- Movie poster
- Directed by: Vladimir Bortko
- Written by: Vladimir Bortko
- Starring: Bohdan Stupka Igor Petrenko Vladimir Vdovichenkov Magdalena Mielcarz
- Cinematography: Dmitry Mass
- Music by: Igor Kornelyuk
- Distributed by: Central Partnership (Russia) 20th Century Fox (USA) MGM Distribution Co. (Germany)
- Release date: 2 April 2009;
- Running time: 127 minutes
- Language: Russian
- Budget: $15.7 million
- Box office: $17,040,803

= Taras Bulba (2009 film) =

Taras Bulba (Russian: and «Тарас Бульба») is a historical drama film, based on the novel Taras Bulba by Nikolai Gogol. The movie was filmed on different locations in Ukraine such as Zaporizhia, Khotyn and Kamianets-Podilsky as well as in Poland. The official release was rescheduled several times; at first for the spring of 2008 but was finally released on April 2, 2009, to coincide with Gogol's bicentennial. The author's edition of 1842, expanded and rewritten, and considered more pro-Russian, was used for the film (this also being the text that is familiar to most readers).

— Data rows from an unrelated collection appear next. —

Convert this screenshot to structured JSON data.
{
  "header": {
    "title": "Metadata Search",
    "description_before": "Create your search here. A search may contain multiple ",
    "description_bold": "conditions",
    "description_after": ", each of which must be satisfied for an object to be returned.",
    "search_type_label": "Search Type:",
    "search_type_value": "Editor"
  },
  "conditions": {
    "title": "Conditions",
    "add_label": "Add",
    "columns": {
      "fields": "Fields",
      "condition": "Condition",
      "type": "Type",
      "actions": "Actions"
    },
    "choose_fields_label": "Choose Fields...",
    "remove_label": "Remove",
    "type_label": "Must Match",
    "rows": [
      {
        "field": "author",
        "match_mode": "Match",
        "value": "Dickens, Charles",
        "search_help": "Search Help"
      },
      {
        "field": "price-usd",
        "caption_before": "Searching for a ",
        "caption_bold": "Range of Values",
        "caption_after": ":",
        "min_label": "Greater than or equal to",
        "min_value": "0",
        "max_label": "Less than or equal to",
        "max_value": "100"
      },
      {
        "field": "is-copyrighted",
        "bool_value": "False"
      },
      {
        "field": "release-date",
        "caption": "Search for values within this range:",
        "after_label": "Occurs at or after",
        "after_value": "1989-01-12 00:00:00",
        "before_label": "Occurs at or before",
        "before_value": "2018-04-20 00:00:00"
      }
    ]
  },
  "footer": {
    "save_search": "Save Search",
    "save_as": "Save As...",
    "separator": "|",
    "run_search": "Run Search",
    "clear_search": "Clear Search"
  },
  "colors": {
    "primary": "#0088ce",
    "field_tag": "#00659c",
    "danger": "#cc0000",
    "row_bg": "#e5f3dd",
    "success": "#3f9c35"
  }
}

The film DVD was released in the United States under the alternate title The Conqueror in 2010, and in the UK in 2011 as Iron & Blood: The Legend of Taras Bulba.

== Cast ==
- Bohdan Stupka as Taras Bulba
- Igor Petrenko as Andriy Bulba
- Vladimir Vdovichenkov as Ostap Bulba
- Magdalena Mielcarz as Panna Elzhbeta
- Mikhail Boyarsky as Cossack Moisei Shilo
- Vladimir Ilyin as former ataman
- Yury Belyayev as Kirdyaga, ataman
- Ada Rogovtseva as Taras Bulba's wife
- Boris Khmelnitsky as Beard
- Daniel Olbrychski as Krasnevsky
- Sergey Bezrukov as Narrator
- Liubomiras Laucevičius as Polish Duke
- Pyotr Zaychenko as Metelitsa
- Les Serdyuk as Dmytro
- Aleksandr Dedyushko as Stepan Guska
- Ivan I. Krasko as Kasyan Bovdyug
- Sergey Dreyden as Yankel

==Controversies==
The film was partly financed by the Russian Ministry of Culture and has been criticized in Ukraine for being a part of political propaganda "resembling leaflets for Putin".

The director Vladimir Bortko has also stated that the movie aimed to show that "there is no separate Ukraine":

The Russians and Ukrainians are the same people and Ukraine is the southern part of the Rus'. They cannot exist without us and we cannot without them. Now we are two states and also in the past there were such periods. The Ukrainian soil belonged to the Grand Duchy of Lithuania and to Poland. But the people who lived on both territories were always one people. Gogol understood that well and always spoke of it.

This view is strongly opposed by Ukrainians. In Russia there were fears that the movie would exacerbate historical disagreements with Ukraine. On April 7, 2022, in the midst of the 2022 Russian invasion of Ukraine, the film was re-released to Russian cinemas.

The film was also cautiously watched in Poland, where its possible anti-Polish character was widely discussed and its propagandist elements examined. This was enhanced by the fact that the filmmakers added some scenes depicting Polish brutality to the original plot by Gogol. The cover of the US DVD edition (titled The Conqueror) has the tagline "Between Fire and the Sword Lies a Hero", a possible underhand reference to Polish historical fiction book and film With Fire and Sword (Polish: Ogniem i mieczem).